An EMIS Shift for Equitable and Inclusive Education
DHIS2 for Education takes advantage of decades of experience using DHIS2 for public-sector information management in more than 70 countries across the world. 6 Ministries of Education are involved in the global research project: Eswatini, Mozambique, The Gambia, Sri Lanka, Togo and Uganda.
The Gambian Education Sector has made progress in providing educational services, increasing enrollment numbers and reaching gender parity in basic and secondary education. The Gambia has also made significant efforts to address quality challenges in areas such as teacher qualifications and deployments, integrating public school curricula in madrassas, and piloting technologyinformed teaching approaches. The Ministry of Basic and Secondary Education (MoBSE) has made equitable, inclusive and quality education a top priority in the Education Policy 2016-2030 with the improvement of learning outcomes a major objective.
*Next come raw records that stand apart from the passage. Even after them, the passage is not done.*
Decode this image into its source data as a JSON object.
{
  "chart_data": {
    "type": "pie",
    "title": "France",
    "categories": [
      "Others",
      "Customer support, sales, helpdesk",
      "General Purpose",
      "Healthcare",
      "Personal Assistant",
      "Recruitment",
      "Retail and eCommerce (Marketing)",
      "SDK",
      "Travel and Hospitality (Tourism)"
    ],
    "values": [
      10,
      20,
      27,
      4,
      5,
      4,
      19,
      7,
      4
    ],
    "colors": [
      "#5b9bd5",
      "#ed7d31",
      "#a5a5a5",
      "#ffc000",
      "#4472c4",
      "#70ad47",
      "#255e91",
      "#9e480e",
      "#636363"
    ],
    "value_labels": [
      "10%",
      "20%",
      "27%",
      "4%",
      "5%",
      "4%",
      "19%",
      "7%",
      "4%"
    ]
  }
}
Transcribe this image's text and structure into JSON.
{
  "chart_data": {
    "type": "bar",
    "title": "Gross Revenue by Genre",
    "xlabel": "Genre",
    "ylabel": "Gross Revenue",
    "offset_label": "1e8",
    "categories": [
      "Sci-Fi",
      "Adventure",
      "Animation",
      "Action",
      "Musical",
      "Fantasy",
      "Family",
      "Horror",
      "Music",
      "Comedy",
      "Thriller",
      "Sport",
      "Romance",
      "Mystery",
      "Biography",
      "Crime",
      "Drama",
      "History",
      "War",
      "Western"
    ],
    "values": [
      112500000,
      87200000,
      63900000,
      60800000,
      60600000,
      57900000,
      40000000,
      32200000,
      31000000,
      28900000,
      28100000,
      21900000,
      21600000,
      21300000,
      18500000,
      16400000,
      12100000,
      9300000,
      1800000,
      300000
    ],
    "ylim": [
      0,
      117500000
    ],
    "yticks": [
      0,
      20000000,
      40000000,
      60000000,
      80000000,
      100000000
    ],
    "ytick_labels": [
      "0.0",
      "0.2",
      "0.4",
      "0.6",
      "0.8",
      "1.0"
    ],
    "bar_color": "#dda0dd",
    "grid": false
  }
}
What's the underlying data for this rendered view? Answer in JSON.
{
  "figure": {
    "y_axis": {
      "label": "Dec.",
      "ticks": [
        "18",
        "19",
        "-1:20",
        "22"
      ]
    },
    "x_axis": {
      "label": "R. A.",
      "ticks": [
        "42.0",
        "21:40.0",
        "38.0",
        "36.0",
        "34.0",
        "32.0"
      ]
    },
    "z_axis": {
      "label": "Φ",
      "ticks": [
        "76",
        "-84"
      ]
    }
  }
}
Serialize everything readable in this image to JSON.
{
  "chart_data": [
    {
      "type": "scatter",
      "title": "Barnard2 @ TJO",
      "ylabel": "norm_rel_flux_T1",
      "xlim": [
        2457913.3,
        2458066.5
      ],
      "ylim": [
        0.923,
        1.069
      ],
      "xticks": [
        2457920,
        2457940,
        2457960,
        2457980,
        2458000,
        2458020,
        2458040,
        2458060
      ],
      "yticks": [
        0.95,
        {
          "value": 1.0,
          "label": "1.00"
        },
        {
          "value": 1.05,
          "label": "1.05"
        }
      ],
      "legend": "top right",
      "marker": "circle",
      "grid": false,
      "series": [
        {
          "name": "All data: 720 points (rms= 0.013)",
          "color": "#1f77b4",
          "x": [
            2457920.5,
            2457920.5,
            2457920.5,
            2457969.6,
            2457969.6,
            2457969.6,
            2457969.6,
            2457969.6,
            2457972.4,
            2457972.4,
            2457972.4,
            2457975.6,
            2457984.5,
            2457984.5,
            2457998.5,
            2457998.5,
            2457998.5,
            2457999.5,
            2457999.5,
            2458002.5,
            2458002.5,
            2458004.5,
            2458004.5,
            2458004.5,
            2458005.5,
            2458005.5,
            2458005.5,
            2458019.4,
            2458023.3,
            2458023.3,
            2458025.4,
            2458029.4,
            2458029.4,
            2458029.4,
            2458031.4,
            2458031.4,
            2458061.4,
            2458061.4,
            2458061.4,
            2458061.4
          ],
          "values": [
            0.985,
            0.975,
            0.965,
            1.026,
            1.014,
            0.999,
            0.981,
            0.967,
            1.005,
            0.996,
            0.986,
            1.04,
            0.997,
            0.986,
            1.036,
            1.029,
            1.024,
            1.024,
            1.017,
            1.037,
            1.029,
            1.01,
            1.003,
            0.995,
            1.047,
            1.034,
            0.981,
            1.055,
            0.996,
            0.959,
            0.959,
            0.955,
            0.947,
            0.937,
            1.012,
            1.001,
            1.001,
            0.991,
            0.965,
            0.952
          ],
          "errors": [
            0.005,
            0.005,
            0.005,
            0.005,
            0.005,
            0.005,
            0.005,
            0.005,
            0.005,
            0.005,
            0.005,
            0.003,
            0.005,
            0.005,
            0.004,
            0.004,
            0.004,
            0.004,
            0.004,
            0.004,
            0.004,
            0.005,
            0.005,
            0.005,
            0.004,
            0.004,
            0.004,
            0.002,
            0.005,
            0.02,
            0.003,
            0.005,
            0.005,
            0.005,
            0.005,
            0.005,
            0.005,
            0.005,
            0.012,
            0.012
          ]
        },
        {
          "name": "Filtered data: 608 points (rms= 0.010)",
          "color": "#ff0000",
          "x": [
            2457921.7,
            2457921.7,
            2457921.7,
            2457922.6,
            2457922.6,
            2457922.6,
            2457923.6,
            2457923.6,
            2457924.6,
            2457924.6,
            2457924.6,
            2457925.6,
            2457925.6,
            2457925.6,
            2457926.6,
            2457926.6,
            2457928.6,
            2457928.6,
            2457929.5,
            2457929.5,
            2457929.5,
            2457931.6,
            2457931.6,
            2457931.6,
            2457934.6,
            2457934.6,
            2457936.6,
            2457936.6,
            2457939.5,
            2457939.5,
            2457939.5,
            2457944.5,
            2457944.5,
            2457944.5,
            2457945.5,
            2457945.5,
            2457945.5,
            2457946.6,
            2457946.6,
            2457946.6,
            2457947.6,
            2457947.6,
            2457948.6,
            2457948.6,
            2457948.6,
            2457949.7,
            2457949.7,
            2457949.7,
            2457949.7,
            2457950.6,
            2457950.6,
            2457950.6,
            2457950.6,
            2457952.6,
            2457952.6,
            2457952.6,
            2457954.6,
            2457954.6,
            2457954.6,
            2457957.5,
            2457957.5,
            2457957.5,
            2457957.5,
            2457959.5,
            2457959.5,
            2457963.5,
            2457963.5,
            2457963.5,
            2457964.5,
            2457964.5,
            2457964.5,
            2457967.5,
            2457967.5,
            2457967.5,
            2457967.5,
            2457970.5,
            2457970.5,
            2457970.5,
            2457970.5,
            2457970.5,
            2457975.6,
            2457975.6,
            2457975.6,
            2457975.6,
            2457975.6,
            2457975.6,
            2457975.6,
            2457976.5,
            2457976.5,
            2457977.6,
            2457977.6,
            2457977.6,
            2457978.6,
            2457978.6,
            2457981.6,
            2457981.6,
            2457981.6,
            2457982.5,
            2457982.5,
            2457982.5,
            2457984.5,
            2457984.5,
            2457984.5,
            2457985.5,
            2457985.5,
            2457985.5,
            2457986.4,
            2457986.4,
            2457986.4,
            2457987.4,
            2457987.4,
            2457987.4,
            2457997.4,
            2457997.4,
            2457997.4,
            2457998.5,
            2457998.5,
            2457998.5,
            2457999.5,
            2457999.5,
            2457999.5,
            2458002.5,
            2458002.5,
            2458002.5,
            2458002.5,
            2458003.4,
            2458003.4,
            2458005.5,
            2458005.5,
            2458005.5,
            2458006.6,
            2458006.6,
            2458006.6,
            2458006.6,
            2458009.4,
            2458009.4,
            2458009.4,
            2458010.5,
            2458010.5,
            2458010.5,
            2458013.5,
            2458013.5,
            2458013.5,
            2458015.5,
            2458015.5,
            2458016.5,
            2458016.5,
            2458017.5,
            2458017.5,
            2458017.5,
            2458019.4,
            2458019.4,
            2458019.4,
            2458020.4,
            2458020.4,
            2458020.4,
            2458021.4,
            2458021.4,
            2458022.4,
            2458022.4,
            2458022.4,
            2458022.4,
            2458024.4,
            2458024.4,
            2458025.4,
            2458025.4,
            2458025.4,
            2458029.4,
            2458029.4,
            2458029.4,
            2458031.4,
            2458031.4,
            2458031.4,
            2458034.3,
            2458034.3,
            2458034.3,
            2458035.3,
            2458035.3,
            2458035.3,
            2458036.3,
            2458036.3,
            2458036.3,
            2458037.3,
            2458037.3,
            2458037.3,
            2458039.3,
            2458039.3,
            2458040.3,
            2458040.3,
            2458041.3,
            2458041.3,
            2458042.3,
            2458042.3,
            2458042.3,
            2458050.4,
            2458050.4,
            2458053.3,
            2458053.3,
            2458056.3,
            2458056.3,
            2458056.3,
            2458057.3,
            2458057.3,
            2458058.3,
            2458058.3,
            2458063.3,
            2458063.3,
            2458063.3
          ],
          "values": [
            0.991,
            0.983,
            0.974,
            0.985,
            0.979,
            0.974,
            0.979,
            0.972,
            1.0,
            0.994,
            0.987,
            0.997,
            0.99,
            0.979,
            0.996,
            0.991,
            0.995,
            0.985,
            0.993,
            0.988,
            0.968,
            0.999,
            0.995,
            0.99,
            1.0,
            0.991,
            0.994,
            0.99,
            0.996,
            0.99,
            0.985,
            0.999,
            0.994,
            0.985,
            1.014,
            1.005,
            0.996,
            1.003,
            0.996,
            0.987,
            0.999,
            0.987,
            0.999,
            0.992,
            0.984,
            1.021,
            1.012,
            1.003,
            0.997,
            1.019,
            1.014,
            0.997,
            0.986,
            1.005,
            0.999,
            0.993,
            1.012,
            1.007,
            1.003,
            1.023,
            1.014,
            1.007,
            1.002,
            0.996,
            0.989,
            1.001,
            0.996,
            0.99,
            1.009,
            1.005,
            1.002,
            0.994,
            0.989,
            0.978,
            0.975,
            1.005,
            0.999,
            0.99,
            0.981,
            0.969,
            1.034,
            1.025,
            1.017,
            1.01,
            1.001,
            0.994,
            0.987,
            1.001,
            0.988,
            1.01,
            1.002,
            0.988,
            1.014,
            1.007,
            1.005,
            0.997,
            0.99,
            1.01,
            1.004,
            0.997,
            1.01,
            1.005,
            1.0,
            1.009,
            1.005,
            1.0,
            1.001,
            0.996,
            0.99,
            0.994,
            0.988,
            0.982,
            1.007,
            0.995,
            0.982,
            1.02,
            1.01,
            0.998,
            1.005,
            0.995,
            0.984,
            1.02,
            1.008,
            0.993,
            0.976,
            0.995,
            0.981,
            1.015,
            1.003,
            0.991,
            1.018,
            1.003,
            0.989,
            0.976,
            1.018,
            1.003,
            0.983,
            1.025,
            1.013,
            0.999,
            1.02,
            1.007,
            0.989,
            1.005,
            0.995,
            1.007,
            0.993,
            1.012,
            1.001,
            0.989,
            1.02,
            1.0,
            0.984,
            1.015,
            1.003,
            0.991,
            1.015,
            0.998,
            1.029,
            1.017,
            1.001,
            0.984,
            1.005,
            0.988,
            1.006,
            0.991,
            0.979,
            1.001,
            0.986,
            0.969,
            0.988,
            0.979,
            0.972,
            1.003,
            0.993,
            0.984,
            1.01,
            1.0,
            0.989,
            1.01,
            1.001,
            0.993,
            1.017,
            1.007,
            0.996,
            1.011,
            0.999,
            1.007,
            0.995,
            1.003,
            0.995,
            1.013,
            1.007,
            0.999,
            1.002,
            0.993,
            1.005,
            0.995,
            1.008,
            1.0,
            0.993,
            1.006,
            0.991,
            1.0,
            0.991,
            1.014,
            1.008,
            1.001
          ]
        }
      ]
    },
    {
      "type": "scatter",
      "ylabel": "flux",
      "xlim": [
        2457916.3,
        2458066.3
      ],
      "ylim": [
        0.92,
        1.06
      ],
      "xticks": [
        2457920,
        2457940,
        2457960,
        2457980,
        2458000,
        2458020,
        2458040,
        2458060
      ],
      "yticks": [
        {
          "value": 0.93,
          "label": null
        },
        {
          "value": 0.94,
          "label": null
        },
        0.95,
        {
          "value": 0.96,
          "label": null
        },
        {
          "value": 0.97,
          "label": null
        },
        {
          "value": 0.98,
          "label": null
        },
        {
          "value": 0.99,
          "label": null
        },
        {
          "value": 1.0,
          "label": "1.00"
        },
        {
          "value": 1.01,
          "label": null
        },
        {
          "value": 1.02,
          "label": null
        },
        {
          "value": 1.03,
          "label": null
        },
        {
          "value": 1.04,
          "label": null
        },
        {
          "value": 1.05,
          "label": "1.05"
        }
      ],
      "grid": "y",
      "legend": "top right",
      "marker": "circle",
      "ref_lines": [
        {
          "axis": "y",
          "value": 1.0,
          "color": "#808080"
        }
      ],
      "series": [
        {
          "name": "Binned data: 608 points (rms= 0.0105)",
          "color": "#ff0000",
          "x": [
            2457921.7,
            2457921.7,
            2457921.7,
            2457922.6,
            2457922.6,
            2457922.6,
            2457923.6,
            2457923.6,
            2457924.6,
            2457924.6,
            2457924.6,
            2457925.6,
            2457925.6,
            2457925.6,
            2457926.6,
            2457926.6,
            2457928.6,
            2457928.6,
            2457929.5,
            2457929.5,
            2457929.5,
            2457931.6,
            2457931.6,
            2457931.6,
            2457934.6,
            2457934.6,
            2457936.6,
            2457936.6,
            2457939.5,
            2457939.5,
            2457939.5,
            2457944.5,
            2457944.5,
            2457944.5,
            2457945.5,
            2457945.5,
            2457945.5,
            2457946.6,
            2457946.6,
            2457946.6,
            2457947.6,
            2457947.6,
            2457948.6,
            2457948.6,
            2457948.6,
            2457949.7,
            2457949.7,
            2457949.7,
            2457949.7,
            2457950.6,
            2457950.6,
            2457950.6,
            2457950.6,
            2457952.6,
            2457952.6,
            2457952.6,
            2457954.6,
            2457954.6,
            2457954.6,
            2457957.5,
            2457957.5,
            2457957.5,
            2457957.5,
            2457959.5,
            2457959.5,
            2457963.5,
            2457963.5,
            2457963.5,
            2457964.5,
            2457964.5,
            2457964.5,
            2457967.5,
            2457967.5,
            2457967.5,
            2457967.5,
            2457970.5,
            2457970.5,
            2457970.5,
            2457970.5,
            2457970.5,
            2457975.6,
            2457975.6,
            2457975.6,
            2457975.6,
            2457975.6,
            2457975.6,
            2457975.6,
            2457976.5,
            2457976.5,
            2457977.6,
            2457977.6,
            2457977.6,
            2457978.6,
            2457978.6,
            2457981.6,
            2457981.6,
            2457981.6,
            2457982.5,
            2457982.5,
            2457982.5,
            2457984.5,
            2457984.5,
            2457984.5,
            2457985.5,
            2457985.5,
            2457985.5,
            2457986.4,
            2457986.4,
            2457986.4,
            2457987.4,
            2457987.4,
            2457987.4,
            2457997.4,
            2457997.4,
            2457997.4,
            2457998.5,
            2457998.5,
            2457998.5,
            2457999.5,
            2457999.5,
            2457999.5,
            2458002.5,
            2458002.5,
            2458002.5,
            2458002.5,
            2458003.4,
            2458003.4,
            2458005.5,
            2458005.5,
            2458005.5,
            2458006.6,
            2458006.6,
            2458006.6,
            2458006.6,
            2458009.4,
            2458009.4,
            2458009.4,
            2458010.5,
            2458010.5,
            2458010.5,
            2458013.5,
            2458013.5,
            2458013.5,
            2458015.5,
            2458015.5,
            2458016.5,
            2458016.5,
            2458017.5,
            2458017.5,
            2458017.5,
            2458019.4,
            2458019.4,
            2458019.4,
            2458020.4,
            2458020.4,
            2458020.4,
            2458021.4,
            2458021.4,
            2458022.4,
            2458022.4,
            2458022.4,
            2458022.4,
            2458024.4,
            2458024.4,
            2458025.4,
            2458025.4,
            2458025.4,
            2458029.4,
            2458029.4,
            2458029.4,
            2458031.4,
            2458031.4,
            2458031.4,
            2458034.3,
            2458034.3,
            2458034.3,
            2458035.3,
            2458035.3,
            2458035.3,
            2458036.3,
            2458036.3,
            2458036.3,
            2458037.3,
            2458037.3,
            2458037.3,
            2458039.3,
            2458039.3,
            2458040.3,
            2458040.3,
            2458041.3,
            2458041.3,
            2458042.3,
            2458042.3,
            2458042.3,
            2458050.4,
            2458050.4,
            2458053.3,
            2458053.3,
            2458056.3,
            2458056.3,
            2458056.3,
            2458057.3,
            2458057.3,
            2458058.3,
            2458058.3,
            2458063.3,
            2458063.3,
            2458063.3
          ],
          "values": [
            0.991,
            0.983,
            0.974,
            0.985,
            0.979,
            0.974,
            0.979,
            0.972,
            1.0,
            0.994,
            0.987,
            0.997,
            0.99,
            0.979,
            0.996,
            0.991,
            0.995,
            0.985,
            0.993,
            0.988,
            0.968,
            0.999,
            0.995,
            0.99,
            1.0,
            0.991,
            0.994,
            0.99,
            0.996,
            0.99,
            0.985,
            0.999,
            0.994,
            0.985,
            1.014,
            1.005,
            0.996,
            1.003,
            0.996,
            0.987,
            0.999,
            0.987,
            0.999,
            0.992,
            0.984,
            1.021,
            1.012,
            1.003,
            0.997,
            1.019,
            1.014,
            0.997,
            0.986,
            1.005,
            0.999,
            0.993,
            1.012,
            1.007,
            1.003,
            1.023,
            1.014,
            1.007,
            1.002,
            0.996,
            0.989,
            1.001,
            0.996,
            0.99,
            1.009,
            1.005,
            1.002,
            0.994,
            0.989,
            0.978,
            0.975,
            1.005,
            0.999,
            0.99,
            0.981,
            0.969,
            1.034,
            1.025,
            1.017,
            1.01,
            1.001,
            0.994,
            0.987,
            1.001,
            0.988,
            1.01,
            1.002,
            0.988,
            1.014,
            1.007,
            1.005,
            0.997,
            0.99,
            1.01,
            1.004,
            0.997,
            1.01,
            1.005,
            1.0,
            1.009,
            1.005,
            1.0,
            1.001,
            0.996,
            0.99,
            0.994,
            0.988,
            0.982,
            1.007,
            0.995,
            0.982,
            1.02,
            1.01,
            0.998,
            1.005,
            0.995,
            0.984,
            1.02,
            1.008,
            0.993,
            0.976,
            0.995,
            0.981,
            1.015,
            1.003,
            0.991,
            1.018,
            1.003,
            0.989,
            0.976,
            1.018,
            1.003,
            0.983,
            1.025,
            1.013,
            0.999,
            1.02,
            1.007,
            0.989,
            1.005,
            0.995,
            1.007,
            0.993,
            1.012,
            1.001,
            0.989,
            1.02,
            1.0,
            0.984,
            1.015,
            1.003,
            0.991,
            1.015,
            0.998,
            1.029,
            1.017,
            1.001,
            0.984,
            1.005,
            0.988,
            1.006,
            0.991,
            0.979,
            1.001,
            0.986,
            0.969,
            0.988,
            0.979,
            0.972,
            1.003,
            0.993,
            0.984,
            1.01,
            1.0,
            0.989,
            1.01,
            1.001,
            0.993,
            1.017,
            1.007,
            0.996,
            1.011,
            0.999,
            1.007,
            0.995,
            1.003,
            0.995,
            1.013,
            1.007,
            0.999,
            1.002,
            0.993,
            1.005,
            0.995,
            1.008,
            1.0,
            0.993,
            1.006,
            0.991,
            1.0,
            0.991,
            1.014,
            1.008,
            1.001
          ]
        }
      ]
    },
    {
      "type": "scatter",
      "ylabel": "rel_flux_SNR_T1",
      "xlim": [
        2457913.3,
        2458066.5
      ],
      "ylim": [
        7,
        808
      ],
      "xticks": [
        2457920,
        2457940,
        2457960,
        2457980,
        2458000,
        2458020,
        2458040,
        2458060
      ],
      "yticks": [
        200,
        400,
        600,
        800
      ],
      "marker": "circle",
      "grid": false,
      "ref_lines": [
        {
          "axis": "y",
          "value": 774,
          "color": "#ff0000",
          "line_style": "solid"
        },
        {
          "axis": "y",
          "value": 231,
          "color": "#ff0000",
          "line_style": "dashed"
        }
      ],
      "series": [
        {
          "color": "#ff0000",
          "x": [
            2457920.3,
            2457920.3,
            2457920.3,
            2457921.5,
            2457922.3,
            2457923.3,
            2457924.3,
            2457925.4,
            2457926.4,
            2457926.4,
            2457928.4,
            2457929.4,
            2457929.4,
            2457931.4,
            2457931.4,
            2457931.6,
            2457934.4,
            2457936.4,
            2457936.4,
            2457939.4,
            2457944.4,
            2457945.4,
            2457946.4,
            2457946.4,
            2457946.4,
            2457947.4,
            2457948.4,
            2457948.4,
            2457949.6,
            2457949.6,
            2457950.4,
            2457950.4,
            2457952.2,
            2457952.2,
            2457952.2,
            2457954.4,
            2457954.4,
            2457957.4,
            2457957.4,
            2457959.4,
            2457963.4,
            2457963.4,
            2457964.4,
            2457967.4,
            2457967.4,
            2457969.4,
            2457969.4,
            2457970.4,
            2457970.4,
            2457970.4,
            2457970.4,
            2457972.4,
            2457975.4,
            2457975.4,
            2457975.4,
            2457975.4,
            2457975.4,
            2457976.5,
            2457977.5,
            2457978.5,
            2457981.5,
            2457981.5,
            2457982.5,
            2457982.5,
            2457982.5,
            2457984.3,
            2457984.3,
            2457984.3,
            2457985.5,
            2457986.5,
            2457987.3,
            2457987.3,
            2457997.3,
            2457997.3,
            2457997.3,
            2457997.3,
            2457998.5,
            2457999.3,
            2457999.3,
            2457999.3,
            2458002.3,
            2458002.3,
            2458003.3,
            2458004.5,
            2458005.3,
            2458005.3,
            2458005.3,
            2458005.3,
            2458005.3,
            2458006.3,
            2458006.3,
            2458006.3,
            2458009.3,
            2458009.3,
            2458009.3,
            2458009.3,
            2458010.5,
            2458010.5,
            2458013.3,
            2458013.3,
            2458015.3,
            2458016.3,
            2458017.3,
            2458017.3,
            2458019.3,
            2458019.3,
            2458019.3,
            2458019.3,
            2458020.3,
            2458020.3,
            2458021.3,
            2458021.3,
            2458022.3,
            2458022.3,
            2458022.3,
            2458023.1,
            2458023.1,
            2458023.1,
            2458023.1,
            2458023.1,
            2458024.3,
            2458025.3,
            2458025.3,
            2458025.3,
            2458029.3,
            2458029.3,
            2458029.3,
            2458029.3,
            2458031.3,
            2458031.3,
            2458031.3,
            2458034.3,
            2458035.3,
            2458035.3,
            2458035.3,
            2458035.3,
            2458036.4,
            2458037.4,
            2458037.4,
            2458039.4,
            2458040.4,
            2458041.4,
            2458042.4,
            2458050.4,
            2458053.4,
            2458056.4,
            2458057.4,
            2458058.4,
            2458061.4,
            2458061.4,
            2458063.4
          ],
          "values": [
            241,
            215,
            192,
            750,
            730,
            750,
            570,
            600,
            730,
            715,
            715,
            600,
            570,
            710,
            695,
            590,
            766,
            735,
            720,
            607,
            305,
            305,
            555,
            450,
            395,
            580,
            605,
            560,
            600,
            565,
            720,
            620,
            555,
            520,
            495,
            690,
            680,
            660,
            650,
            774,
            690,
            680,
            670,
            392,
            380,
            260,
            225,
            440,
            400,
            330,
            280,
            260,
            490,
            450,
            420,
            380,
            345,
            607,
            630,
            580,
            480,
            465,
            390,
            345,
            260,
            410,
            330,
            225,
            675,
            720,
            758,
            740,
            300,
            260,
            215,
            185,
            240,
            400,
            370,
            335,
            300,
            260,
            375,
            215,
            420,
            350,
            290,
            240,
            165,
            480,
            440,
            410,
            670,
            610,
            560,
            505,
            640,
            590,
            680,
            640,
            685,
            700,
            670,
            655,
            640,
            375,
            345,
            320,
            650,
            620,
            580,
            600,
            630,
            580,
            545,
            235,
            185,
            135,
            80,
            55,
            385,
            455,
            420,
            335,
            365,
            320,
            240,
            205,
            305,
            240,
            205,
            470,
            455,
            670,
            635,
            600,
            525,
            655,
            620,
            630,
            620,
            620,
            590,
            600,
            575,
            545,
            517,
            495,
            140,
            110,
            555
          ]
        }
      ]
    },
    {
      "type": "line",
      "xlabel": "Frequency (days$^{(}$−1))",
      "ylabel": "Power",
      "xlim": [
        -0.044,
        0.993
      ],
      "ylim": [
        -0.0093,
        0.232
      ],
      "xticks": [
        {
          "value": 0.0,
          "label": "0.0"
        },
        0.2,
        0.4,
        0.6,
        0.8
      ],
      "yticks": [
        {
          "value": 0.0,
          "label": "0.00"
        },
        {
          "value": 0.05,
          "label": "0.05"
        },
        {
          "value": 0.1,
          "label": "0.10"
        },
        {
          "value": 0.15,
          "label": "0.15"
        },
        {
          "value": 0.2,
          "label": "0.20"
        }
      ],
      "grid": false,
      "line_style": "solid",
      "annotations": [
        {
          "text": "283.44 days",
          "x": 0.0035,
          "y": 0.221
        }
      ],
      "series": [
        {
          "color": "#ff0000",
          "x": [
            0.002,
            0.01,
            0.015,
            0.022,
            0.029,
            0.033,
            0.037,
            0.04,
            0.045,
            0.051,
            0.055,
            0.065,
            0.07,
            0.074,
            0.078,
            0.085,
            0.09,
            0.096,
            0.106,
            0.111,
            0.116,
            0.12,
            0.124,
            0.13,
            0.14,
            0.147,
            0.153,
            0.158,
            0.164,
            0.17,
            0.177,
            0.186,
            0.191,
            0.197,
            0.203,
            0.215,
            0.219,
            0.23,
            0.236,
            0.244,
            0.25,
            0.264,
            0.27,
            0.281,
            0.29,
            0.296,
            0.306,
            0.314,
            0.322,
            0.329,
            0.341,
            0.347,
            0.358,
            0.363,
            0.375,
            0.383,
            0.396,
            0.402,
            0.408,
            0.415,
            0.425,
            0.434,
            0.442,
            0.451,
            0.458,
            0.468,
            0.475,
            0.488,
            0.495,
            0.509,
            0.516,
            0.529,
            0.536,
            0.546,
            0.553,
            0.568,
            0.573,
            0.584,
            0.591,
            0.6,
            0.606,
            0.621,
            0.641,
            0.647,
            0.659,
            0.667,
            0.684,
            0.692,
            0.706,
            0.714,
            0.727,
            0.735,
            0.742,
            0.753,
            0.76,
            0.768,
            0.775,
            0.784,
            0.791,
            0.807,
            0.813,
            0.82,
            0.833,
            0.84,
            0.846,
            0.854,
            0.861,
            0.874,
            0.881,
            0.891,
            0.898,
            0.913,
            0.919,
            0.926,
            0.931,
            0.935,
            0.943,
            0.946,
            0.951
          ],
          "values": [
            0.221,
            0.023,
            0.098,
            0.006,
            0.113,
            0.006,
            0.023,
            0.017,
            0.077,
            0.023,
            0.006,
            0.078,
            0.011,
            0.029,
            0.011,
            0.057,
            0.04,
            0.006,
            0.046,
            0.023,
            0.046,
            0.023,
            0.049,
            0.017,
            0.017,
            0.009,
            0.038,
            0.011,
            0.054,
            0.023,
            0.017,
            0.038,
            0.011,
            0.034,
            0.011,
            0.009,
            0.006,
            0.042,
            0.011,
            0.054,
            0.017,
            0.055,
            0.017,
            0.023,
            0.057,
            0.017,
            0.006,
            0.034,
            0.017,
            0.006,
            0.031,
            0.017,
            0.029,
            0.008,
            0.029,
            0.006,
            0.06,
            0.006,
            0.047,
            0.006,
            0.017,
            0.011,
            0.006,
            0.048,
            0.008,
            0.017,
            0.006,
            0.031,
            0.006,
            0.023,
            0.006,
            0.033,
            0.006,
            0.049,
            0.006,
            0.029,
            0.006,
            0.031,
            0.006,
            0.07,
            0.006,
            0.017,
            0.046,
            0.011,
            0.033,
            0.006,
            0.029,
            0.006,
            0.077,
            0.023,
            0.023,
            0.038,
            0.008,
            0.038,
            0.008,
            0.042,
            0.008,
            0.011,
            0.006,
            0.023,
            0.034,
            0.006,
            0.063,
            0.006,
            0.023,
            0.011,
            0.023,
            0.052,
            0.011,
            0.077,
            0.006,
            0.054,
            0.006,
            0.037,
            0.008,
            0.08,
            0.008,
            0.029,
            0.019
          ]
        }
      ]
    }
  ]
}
The current EMIS is highly centralized; characterized by an aggregated and paper-based data system, with the Annual School Census (ASC) as the primary data source. The ASC is distributed to schools, with manual data entry leading to an annual statistical yearbook as a tool for monitoring and evaluation of the education sector. Fragmented databases for HR, examinations and infrastructure exist, with an absence of a comprehensive database bringing together different data sources for cross-analysis and planning.
There has been a critical EMIS shift, which saw an alignment of EMIS to the Education Policy 2016-2030 and the Monitoring and Evaluation Framework, with an aim to increase awareness on equity, inclusion and quality educational and social services. This entails closing the data gap to ensure EMIS is able to focus on individual teachers and learners, moving from aggregate to include individual teacher and learner tracking to better understand who learners are, the environment around them and how this impacts the learning experience in order to plan and respond.
In 2021 a national student registration exercise launched the individual student identification number, marking the start of the potential for longitudinal tracking of students.
DHIS2 for Education has been introduced in The Gambia to respond to this shift, leveraging existing health-sector DHIS2 capacity and facilitating a move to ensure equity, inclusion and quality educational services through digitization of EMIS and collection of individual-level data.